TA - PS.2005.0156 - 2006-06-26 - X c/Centre social régional de Lausanne, Service de prévoyance et d'aide sociales, Service de la population (SPOP)

26 juin 2006Français14 min

Source vd.ch

Faits

Vu les faits suivants

A.

D'origine française, Mme X.________, née le 26 décembre

1951, a travaillé comme artiste de cabaret au bénéfice d'autorisations successives

de séjour de courte durée jusqu'au 30 novembre 1994. Elle a ensuite continué à

travailler en Suisse, clandestinement, habitant dans un studio à 1********. En

parallèle, elle touchait le RMI en France où elle avait gardé une adresse (2********).

En mai 2002, elle a été engagée comme barmaid dans le bar A.________, à 3********,

son employeur lui ayant alors laissé entendre qu'il entreprendrait les

démarches nécessaires pour un titre de séjour. En raison de relations

professionnelles conflictuelles, Mme X.________ a été hospitalisée pendant

trois semaines à 4********. Son employeur l'a ensuite licenciée au 28 mai

2004. Une action auprès du tribunal de prud'hommes est actuellement pendante.

B.

Sans ressources, Mme X.________ a sollicité l'octroi de

l'aide sociale, le 26 avril 2005.

Le 13 mai 2005, le Centre social régional de

Lausanne (ci-après : le CSR) a octroyé l'aide sociale à l'intéressée à partir

du 1er avril 2005, à raison de 1'910 francs. Il a alors demandé au

Service de prévoyance et d'aide sociales (ci-après : le SPAS) l'autorisation de

poursuivre le versement de l'aide sociale à l'intéressée jusqu'à ce qu'elle

obtienne un permis valable.

Le 27 mai 2005, le SPAS ayant rejeté la requête du

CSR, ce dernier a refusé l'aide sociale à Mme X.________ au motif qu'elle ne

bénéficiait d'aucun permis valable pour séjourner sur le territoire suisse.

C.

Le 7 juin 2005, Mme X.________ a recouru contre cette

décision, concluant implicitement à l'octroi de l'aide sociale. Après avoir

raconté ses déboires avec son dernier employeur, elle fait valoir en substance

qu'elle n'a pas de moyens financiers pour vivre.

Par décision du 10 juin 2005, le Juge instructeur du

Tribunal administratif a accordé l'effet suspensif au recours, enjoignant le

CSR à verser les prestations de l'aide sociale à Mme X.________ à compter du 1er

mai 2005.

D.

Le 17 juin 2005, le Service de la population (ci-après :

le SPOP) a refusé d'accorder à Mme X.________ une autorisation de séjour

CE/AELE et une autorisation de courte durée CE/AELE pour recherches d'emploi.

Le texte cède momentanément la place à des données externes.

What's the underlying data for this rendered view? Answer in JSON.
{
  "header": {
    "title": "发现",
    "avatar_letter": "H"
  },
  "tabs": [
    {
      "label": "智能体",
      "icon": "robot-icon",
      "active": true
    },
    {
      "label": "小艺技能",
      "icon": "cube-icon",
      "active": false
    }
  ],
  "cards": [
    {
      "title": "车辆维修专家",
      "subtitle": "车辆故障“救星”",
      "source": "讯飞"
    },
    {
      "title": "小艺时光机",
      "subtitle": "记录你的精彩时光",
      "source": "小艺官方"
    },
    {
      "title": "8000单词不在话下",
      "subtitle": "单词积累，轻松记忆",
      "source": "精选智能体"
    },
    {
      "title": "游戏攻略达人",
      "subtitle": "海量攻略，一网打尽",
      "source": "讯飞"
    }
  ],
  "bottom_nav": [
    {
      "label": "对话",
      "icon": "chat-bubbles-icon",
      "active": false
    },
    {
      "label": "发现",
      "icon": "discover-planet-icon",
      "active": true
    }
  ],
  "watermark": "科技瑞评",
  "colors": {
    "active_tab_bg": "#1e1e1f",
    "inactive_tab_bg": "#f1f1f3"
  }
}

Cette décision était motivée comme suit:

" A l'analyse du dossier de l'intéressée, nous

constatons qu'elle ne remplit pas les conditions pour l'octroi d'une

autorisation de séjour en application de l'Accord sur la libre circulation des

personnes (ALCP).

L'article 24 de l'Annexe I de l'ALCP stipule qu'une

personne n'exerçant pas d'activité économique reçoit un titre de séjour pour

elle-même et les membres de sa famille pour autant qu'elle prouve qu'elle peut

disposer de moyens financiers suffisants pour ne pas devoir faire appel à

l'aide sociale.

Dans le cas d'espèce, Madame X.________ ne dispose pas

de revenus financiers propres pour assurer son entretien. Par ailleurs, elle ne

fait pas état d'une offre d'engagement de la part d'un employeur.

Nous relevons également qu'elle a exercé une activité

lucrative sur le canton de Genève sans solliciter les autorisations nécessaires

et a commis de ce fait des infractions aux prescriptions en matière de police

des étrangers.

Enfin, la situation de l'intéressée n'est pas

constitutive d'un cas de rigueur au sens de l'article 20 de l'Ordonnace

fédérale sur l'introduction progressive de la libre circulation des personnes

(OLCP).

Notre Service n'est pas disposé à délivrer en faveur

de Madame X.________ une autorisation de séjour à quel titre que ce soit.

[...]

Un délai d'un mois, dès notification de la

présente, lui est imparti pour quitter notre pays."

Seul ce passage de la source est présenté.